Pour célébrer les cinq premières années d’opération de la Collaboration Alpha Magnetic Spectrometer (AMS-02) à bord de la Station spatiale internationale, le professeur Sam Ting vient de présenter ses derniers résultats lors d’un récent séminaire tenu au CERN. Avec plus de 90 millions d’évènements recueillis dans les rayons cosmiques, ce groupe dispose des données les plus précises sur une vaste gamme de particules trouvées dans l’espace.
La question qui intrigue de nombreux scientifiques est de savoir s’ils pourront résoudre l’énigme de l’origine de l’excès de positrons trouvés dans les rayons cosmiques.
Les positrons sont l’antimatière des électrons. Étant donné que nous vivons dans un monde fait presque uniquement de matière, les scientifiques se demandent depuis plus d’une décennie d’où émanent ces positrons. Il est bien connu que des positrons sont produits lorsque les rayons cosmiques interagissent avec la matière interstellaire, mais on en observe bien plus que ce à quoi on s’attendait de cette seule source.
Destruction de matière sombre
Des hypothèses diverses ont été formulées pour expliquer l’origine de ces positrons excédentaires. Une des plus fascinantes suggère que ces positrons pourraient venir de l’annihilation de particules de matière sombre.
La matière sombre est une nouvelle forme de matière invisible qu’on détecte dans l’Univers par ses effets gravitationnels. La matière régulière, tout ce que nous voyons sur la Terre, mais aussi dans les étoiles et les galaxies, émet de la lumière lorsque chauffée, tout comme une pièce métallique irradie à haute température.

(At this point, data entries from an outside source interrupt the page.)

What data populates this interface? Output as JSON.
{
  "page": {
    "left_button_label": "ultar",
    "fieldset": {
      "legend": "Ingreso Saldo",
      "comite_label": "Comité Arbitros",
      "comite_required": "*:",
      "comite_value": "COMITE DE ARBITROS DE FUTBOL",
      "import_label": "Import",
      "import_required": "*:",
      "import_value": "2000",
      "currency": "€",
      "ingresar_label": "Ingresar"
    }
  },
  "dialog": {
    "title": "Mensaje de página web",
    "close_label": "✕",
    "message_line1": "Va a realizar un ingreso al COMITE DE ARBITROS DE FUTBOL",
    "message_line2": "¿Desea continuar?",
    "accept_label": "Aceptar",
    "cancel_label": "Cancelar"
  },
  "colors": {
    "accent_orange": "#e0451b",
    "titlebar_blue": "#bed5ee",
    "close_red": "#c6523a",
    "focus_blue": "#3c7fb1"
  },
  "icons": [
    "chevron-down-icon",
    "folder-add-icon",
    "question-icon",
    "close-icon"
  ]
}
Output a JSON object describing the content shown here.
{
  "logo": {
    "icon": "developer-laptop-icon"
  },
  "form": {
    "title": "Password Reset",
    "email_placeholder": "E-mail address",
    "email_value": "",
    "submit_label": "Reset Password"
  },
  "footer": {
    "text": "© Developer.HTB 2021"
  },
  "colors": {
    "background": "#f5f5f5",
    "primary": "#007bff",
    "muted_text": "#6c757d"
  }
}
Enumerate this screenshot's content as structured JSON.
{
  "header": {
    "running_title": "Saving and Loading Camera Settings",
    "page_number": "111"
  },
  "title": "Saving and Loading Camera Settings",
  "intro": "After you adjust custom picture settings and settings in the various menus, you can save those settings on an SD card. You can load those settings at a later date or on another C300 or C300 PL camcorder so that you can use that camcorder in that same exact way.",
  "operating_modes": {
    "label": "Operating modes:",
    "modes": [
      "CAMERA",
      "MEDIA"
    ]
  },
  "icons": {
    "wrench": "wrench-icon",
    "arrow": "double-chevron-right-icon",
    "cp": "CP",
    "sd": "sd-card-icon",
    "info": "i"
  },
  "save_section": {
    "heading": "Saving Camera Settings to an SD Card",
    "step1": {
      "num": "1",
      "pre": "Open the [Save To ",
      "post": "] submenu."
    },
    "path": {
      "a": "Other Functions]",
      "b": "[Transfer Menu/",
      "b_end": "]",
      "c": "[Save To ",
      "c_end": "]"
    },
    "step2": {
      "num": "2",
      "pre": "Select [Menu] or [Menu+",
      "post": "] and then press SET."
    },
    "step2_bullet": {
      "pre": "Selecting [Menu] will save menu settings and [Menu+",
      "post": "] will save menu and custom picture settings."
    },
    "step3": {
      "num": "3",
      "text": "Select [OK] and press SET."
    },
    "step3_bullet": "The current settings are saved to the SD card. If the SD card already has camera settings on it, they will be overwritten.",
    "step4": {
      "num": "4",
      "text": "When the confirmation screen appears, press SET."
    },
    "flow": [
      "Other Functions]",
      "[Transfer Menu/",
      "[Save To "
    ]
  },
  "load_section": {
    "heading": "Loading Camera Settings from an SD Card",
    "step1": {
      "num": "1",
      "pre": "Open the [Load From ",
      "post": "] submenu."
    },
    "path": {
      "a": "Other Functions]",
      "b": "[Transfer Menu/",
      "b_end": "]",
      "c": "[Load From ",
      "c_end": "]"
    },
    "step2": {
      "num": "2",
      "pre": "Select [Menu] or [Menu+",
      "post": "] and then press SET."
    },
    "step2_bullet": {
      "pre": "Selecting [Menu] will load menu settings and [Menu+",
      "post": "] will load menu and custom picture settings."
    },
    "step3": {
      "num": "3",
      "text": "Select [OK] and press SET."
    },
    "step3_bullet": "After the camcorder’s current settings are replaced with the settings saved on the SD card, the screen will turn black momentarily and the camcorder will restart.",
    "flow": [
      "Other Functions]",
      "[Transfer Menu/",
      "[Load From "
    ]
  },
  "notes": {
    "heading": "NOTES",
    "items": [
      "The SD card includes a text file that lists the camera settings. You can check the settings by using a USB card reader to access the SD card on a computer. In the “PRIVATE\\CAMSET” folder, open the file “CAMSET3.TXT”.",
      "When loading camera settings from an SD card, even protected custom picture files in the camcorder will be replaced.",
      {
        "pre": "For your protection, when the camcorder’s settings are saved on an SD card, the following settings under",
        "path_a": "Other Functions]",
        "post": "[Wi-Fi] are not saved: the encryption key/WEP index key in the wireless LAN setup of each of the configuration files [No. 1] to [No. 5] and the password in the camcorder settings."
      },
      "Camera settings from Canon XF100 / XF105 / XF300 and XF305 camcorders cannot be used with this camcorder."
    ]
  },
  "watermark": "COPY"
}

La matière sombre n’émet aucune lumière, d’où son nom. Elle serait cinq fois plus répandue que la matière régulière. Personne ne le sait encore, mais on soupçonne que cette matière, tout comme la matière ordinaire, soit faite de particules, mais on n’a toujours pas capturé de particules de matière sombre.
Mais si de telles particules existaient, elles pourraient s’annihiler entre elles, produisant des électrons et des positrons, ou des paires de protons et d’antiprotons. Si un tel processus était établi, cela confirmerait enfin l’existence de particules de matière sombre et révèlerait quelques indices sur leurs caractéristiques.
Pulsars
Une explication alternative, mais moins exotique, serait que l’excès observé de positrons provienne de pulsars. Les pulsars sont des étoiles à neutrons ayant un fort champ magnétique et qui émettent de la lumière pulsée. Mais la lumière est faite de photons et les photons peuvent eux aussi produire des paires d’électrons et de positrons. Donc, les pulsars tout comme l’annihilation de matière sombre, fournissent une explication plausible quant à la source de ces positrons.
La Collaboration AMS espère avoir assez de données pour distinguer les deux hypothèses d’ici à 2024, date à laquelle la Station Spatiale Internationale cessera ses opérations. À ce jour, les deux hypothèses sont toujours valides étant donné la taille des erreurs expérimentales.
L’hypothèse de la matière sombre peut aussi être testée d’une autre façon. En interagissant avec la matière interstellaire, les rayons cosmiques produisent non seulement des positrons, mais aussi des antiprotons. Les annihilations de matière sombre pourraient aussi en produire, mais pas les pulsars. Il faut donc déterminer s’il y a ou pas plus d’antiprotons dans l’espace que ce que les rayons cosmiques peuvent produire.
Si c’était établi, ce serait un argument de plus contre l’hypothèse des pulsars. Mais pour ce faire, il faut savoir précisément comment les rayons cosmiques se propagent et interagissent avec la matière interstellaire.
Antiatomes d’hélium
La Collaboration AMS pourrait nous réserver une autre belle surprise: la découverte d’antiatomes d’hélium dans l’espace. Étant donné l’extrême difficulté à produire une particule d’antimatière plus complexe qu’un antiproton, les scientifiques d’AMS devront trier d’énormes quantités de données et réduire toutes les erreurs expérimentales encore davantage avant qu’une telle découverte ne puisse être établie.
La découverte d’antihélium, ou celle d’un excès d’antiprotons ou encore la résolution de l’énigme des positrons, tout cela vaut bien la peine d’attendre encore quelques années. AMS a du pain sur la planche!